Chandra A M, Campbell G A, Reddy G, Qualls C W
Department of Anatomy, Pathology, and Pharmacology, College of Veterinary Medicine, Oklahoma State University, Stillwater, USA.
Vet Pathol. 1999 May;36(3):212-20. doi: 10.1354/vp.36-3-212.

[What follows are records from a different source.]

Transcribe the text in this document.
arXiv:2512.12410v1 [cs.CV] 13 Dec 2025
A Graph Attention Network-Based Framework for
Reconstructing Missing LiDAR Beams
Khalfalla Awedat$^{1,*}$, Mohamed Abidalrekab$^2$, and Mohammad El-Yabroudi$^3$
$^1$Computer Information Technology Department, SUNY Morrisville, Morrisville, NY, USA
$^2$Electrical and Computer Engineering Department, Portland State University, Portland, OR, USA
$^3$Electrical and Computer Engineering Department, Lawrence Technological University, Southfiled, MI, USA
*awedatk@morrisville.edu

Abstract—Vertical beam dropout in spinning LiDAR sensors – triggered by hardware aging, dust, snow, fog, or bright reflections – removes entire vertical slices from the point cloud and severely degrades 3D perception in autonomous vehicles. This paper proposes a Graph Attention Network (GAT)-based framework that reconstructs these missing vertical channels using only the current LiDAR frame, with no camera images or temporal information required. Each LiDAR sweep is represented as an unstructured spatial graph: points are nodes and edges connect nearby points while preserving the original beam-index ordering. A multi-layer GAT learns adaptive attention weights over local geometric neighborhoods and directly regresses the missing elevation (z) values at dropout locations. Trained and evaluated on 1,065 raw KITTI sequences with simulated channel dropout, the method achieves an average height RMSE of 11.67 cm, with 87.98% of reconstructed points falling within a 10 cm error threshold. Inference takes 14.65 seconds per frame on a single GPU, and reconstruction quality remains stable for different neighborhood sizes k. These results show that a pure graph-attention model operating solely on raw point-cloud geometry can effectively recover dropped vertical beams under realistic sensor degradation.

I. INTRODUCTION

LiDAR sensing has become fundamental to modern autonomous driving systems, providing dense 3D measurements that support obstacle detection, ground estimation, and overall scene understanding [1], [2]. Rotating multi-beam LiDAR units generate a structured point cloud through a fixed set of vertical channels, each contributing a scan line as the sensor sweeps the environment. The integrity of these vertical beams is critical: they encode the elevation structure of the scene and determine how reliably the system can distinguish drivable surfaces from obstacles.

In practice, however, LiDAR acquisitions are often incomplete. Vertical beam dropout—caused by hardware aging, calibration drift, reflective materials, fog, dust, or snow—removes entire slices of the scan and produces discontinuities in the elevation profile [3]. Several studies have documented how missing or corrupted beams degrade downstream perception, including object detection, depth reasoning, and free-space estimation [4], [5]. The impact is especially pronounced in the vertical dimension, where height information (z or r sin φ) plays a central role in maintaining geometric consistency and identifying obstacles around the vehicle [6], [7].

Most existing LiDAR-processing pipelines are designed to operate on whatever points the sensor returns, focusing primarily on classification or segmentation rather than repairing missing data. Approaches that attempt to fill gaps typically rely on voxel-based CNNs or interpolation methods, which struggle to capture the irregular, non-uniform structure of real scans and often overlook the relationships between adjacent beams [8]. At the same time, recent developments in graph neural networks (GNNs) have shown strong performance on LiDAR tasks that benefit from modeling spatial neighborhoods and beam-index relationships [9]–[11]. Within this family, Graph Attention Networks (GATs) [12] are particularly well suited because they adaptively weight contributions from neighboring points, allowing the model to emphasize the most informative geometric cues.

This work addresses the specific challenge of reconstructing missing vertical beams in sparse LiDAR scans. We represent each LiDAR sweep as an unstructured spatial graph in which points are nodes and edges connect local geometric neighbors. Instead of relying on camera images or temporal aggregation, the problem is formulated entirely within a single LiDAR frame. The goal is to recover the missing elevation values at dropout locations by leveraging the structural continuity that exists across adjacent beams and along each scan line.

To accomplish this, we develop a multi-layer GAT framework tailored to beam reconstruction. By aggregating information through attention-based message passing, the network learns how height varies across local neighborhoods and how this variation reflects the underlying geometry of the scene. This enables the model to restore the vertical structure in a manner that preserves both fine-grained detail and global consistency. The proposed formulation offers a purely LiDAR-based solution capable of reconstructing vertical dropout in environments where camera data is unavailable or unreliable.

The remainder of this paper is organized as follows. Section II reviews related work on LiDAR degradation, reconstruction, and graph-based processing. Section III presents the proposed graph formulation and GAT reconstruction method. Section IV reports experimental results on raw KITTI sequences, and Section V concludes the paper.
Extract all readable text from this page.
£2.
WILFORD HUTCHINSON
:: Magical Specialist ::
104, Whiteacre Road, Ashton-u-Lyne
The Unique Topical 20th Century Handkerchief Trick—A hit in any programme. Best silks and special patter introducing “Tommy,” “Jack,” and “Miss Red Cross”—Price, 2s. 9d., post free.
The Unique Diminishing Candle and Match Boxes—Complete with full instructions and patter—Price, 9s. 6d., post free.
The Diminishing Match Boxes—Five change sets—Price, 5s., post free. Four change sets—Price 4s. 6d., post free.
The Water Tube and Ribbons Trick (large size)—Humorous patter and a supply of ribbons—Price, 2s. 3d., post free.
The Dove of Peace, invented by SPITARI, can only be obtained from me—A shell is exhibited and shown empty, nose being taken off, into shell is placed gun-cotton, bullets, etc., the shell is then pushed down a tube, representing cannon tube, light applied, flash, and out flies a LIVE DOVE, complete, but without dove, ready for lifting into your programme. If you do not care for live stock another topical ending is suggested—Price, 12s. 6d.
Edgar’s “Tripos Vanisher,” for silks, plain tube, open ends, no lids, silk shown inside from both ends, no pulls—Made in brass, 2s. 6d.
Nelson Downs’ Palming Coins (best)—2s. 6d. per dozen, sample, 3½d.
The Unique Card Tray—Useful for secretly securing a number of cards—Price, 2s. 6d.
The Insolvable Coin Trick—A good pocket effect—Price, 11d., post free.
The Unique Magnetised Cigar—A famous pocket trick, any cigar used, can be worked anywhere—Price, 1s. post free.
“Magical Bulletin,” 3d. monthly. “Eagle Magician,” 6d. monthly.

1,3,5-Trinitrobenzene (TNB) is a soil and water contaminant at certain military installations. Encephalopathy in rats given 10 daily oral doses of TNB has been reported. The lesion was bilaterally symmetric vacuolation and microcavitation in the cerebellar roof nuclei, vestibular nuclei, olivary nuclei, and inferior colliculi. The contribution of the blood-brain barrier (BBB) in the genesis of these lesions remains uncertain. One of the main goals of the present work was to evaluate the functional state of the BBB. Male Fischer 344 rats (five rats/group) were euthanatized after four, five, six, seven, eight, or 10 daily doses of TNB (71 mg/kg). A different set of rats (five rats/group) was allowed to recover for 10 or 30 days after receiving 10 doses of TNB. Integrity of the BBB was assessed by immunohistochemical staining for extravasated plasma albumin on paraffin-embedded sections. Rats euthanatized after four to eight doses had no lesions, and albumin extravasation in the susceptible regions of the brain was minimal. Rats receiving 10 daily doses of TNB had bilaterally symmetric vacuolation and microcavitation in the cerebellar nuclei, vestibular nuclei, and inferior colliculi in association with multifocal, often confluent foci of extravasated albumin in susceptible nuclei. Albumin was present in vascular walls, extracellular space, and neurons. Immunoreactivity in neurons was of two types: cytoplasmic staining representing pinocytic uptake and homogeneous staining of the entire neuron (nucleus and cytoplasm) due to uncontrolled albumin leakage through the damaged cell membrane. In rats allowed to recover for 10 days, the microcavitated foci were infiltrated by glial and gitter cells. Albumin immunoreactivity was present as extracellular granular debris, and neuronal staining (for albumin) was mild. In rats allowed to recover for 30 days, immunoreactivity to albumin was not seen. This study demonstrates that TNB-mediated tissue damage is accompanied by breakdown of the BBB. The presence of vacuolation and associated extravasated serum proteins in TNB-treated rats is an indication of vasogenic brain edema, which appears to be a critical event in TNB toxicity. Additional studies are needed to determine the reason for selective regional vulnerability and brain microvascular susceptibility to TNB.
1,3,5-三硝基苯(TNB)是某些军事设施中的土壤和水污染物。据报道,给大鼠每日口服10次TNB后会出现脑病。病变表现为小脑顶核、前庭核、橄榄核和下丘双侧对称的空泡化和微腔形成。血脑屏障(BBB)在这些病变发生过程中的作用尚不确定。本研究的主要目标之一是评估血脑屏障的功能状态。雄性Fischer 344大鼠(每组5只)在每日给予4、5、6、7、8或10次TNB(71毫克/千克)后实施安乐死。另一组大鼠(每组5只)在接受10次TNB给药后分别恢复10天或30天。通过对石蜡包埋切片上渗出的血浆白蛋白进行免疫组织化学染色来评估血脑屏障的完整性。在给予4至8次剂量后实施安乐死的大鼠没有病变,并且大脑易感区域的白蛋白渗出极少。每日接受10次TNB给药的大鼠在小脑核、前庭核和下丘出现双侧对称的空泡化和微腔形成,同时在易感核中出现多灶性、常融合的白蛋白渗出灶。白蛋白存在于血管壁、细胞外间隙和神经元中。神经元中的免疫反应性有两种类型:细胞质染色代表胞饮摄取,以及由于白蛋白通过受损细胞膜不受控制地渗漏而导致整个神经元(细胞核和细胞质)的均匀染色。在恢复10天的大鼠中,微腔形成灶被胶质细胞和格子细胞浸润。白蛋白免疫反应性表现为细胞外颗粒碎片,并且神经元染色(针对白蛋白)较轻。在恢复30天的大鼠中,未观察到对白蛋白的免疫反应性。本研究表明,TNB介导的组织损伤伴随着血脑屏障的破坏。TNB处理的大鼠中出现的空泡化和相关的血清蛋白渗出表明存在血管源性脑水肿,这似乎是TNB毒性中的一个关键事件。需要进一步的研究来确定TNB选择性区域易损性和脑微血管易感性的原因。